Un sourire, si gentil et le vendeur conclut :

" Vous pouvez me faire confiance, madame."

Et elle fit confiance.

" Mais qu'est-ce qui s'est passé ici ?," s'étonna le jeune inspecteur en regardant autour de lui avec dégoût.

Son collègue se frotta les favoris et se mit à siffler, admiratif.

" Je n'ai pas vu cela depuis longtemps.

- Longtemps ?

- Très...longtemps..."

Il se mit à rire.

Pourtant, il n'y avait pas de quoi rire. Le corps du mort était tordu dans une position grotesque et autour de lui se trouvaient des traces de vomissements.

L'odeur était insoutenable.

Des vomissements à n'en plus finir.

" Un empoisonnement ?, demanda Rivette, qui commençait à en avoir l'habitude.

- Mhmmm. Vous apprenez enfin.

- Qui dit empoisonnement dit substance mortifère.

- Un parfait petit avocat en criminelle ! Je suis impressionné, inspecteur.

- N'est-ce-pas ?"

Rivette s'approcha du corps et l'examina.

Son collègue, décédé et pourtant toujours présent, examinait la pièce. La chambre, la fenêtre, les livres...puis il entra dans la salle de bain attenante.

Rivette remarqua une chose. Une chose qu'il aurait dû remarquer depuis un an. Son collègue passait par les portes ouvertes mais il n'ouvrait jamais les portes fermées.

Le pouvait-il ?

Le médecin légiste s'approcha de Rivette et le fit sursauter.

" Regardez, inspecteur. La victime a eu des crampes et des vomissements."

Rivette eut envie de répondre à la manière de son collègue : "ha bon ?", mais il hocha la tête, approbateur.

" Il faudrait une autopsie mais je peux déjà vous assurer que c'est un empoisonnement."
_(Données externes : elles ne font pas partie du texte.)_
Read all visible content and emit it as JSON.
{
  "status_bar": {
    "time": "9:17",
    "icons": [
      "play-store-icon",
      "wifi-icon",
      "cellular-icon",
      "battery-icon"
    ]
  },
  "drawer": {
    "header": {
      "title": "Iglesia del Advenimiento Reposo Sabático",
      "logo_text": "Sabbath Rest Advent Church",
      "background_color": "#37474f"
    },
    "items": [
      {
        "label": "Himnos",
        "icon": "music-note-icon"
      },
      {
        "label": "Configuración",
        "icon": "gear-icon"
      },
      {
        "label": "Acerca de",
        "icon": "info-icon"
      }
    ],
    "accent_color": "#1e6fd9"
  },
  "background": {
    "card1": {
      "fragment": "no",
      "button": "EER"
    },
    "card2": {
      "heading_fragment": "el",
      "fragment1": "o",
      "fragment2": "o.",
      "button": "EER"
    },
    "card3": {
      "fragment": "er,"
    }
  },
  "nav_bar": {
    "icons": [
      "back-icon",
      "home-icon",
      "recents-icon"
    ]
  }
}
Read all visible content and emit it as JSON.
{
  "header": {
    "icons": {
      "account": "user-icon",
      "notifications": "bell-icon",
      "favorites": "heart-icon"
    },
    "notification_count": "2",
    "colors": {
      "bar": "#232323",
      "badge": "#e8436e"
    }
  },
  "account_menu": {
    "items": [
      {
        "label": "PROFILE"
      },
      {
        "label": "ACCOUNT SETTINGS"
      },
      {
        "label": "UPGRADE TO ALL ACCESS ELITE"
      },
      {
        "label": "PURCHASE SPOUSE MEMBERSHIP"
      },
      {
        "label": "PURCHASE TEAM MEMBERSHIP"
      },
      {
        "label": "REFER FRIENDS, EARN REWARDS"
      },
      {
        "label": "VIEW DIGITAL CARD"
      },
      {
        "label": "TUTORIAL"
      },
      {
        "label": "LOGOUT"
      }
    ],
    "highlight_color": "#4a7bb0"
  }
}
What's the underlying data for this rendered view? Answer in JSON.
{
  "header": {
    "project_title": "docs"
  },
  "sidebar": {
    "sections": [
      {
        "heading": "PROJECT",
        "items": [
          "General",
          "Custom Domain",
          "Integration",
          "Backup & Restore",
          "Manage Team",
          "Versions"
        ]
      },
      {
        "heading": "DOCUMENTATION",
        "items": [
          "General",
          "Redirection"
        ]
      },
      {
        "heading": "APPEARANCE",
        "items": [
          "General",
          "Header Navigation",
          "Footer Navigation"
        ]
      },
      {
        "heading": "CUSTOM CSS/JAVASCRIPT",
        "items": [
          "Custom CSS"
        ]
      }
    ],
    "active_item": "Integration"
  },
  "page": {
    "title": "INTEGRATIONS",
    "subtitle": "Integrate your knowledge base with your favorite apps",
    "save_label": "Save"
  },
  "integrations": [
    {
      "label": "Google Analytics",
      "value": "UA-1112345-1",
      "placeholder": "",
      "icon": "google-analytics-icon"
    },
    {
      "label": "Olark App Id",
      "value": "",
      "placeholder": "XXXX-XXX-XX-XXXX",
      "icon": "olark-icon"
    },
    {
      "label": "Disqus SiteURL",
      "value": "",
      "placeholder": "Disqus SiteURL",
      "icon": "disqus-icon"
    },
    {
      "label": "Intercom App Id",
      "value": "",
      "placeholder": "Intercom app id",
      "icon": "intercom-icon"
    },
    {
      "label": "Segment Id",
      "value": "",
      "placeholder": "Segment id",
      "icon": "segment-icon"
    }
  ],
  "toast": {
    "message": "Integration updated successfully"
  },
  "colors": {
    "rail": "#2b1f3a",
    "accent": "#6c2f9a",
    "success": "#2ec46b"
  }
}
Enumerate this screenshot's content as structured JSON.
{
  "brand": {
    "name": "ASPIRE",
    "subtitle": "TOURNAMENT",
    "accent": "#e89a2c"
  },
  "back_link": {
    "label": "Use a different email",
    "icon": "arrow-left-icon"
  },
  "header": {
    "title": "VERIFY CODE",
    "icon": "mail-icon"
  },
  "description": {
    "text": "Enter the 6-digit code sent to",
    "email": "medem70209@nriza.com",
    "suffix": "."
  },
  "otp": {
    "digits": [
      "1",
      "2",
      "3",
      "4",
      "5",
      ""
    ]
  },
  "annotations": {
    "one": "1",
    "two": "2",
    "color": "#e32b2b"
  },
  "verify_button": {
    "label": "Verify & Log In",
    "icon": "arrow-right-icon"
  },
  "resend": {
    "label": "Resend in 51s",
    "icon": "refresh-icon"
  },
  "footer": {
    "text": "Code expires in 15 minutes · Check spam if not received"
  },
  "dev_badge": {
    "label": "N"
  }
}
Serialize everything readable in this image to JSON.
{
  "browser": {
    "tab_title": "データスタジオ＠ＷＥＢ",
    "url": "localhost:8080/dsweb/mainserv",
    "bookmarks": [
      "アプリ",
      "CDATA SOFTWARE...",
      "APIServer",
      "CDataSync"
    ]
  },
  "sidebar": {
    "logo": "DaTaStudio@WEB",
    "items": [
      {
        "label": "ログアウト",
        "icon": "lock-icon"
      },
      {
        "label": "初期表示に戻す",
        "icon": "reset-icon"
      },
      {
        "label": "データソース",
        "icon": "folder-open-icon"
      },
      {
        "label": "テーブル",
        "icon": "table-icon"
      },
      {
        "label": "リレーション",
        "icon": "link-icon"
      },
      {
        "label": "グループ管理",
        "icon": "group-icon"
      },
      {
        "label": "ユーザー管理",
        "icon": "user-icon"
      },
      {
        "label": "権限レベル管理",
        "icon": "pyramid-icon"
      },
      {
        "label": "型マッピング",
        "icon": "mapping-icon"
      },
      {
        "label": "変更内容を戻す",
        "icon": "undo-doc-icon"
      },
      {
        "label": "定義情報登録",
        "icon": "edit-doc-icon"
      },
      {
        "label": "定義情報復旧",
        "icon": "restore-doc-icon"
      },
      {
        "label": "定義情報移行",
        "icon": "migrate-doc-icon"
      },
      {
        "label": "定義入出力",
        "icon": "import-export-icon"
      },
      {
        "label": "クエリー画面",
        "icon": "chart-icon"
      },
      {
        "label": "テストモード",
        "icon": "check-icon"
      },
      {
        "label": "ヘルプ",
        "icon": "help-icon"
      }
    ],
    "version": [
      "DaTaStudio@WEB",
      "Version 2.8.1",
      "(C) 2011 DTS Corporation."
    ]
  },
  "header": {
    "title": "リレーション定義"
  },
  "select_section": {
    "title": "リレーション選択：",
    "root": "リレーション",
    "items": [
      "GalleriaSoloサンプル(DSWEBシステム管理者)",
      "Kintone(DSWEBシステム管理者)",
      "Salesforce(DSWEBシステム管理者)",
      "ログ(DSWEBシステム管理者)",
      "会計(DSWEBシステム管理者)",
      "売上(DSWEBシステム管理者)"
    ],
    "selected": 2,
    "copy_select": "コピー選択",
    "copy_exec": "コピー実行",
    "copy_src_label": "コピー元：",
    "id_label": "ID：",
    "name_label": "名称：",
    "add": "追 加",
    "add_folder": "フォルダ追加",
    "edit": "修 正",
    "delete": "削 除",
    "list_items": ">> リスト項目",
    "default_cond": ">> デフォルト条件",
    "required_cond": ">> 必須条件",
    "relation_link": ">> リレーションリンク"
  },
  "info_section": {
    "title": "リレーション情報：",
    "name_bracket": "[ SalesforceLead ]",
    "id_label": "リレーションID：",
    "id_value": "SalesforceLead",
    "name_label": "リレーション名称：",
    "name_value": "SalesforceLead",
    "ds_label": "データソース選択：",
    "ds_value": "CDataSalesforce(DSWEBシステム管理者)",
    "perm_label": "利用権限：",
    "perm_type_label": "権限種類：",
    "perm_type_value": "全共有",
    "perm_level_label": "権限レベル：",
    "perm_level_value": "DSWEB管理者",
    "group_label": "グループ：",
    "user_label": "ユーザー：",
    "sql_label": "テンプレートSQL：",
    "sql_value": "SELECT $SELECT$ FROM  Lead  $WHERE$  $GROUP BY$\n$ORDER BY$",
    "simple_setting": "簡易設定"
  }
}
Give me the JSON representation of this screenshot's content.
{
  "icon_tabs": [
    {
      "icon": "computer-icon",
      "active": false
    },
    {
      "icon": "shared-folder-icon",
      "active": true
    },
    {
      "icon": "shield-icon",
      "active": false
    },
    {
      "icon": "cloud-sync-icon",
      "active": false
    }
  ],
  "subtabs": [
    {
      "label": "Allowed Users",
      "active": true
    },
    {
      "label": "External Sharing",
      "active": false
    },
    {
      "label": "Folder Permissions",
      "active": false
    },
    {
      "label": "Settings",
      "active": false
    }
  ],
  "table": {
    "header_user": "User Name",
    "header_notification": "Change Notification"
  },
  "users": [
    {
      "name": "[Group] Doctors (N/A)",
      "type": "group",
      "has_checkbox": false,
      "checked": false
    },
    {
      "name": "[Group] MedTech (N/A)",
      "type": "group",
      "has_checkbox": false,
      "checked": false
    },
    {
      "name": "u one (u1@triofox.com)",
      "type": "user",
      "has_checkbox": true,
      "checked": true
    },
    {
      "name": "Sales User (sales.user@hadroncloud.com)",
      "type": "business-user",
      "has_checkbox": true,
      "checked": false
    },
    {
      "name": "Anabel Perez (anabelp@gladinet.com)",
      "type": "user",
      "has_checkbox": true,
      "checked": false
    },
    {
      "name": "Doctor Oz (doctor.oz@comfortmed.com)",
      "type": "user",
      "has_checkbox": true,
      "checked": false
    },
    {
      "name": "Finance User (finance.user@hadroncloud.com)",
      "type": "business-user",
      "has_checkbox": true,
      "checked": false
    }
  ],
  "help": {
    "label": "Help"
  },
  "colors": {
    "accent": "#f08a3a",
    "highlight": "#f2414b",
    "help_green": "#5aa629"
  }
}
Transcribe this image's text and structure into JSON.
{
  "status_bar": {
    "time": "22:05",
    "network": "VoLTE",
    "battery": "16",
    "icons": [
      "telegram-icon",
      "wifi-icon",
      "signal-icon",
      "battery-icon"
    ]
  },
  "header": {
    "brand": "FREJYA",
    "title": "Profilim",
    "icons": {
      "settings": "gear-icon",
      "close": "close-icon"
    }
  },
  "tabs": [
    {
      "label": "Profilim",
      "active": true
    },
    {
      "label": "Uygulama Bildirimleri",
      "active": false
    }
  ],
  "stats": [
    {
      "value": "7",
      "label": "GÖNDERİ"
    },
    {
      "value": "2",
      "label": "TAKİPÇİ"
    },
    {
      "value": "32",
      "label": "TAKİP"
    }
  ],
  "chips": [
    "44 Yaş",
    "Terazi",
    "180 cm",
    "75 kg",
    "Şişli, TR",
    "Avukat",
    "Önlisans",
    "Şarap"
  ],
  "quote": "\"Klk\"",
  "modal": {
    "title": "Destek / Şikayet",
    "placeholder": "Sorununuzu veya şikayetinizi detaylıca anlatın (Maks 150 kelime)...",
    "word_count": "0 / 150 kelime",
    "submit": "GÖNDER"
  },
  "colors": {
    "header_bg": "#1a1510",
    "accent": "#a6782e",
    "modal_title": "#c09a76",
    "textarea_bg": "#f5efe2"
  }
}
Là, il ne put s'empêcher de répondre, moqueur :

" Non ?"

Ce qui lui valut un regard noir de la part du médecin et un rire amusé de son collègue mort.

" Madame, mais vous vous rendez compte ? Vous avez une vieille cuisinière ! Comment pouvez-vous cuisiner ainsi ? Il vous faut une nouvelle cuisine, madame.

- Mais je cuisine si peu, monsieur. Je n'ai pas besoin de...

- Ha ! Je sais, madame. Il vous faut un multicuiseur électrique ! Vous savez les XXX.

- Mais cela ne me servirait à rien, mon pauvre monsieur, je cuisine si peu et...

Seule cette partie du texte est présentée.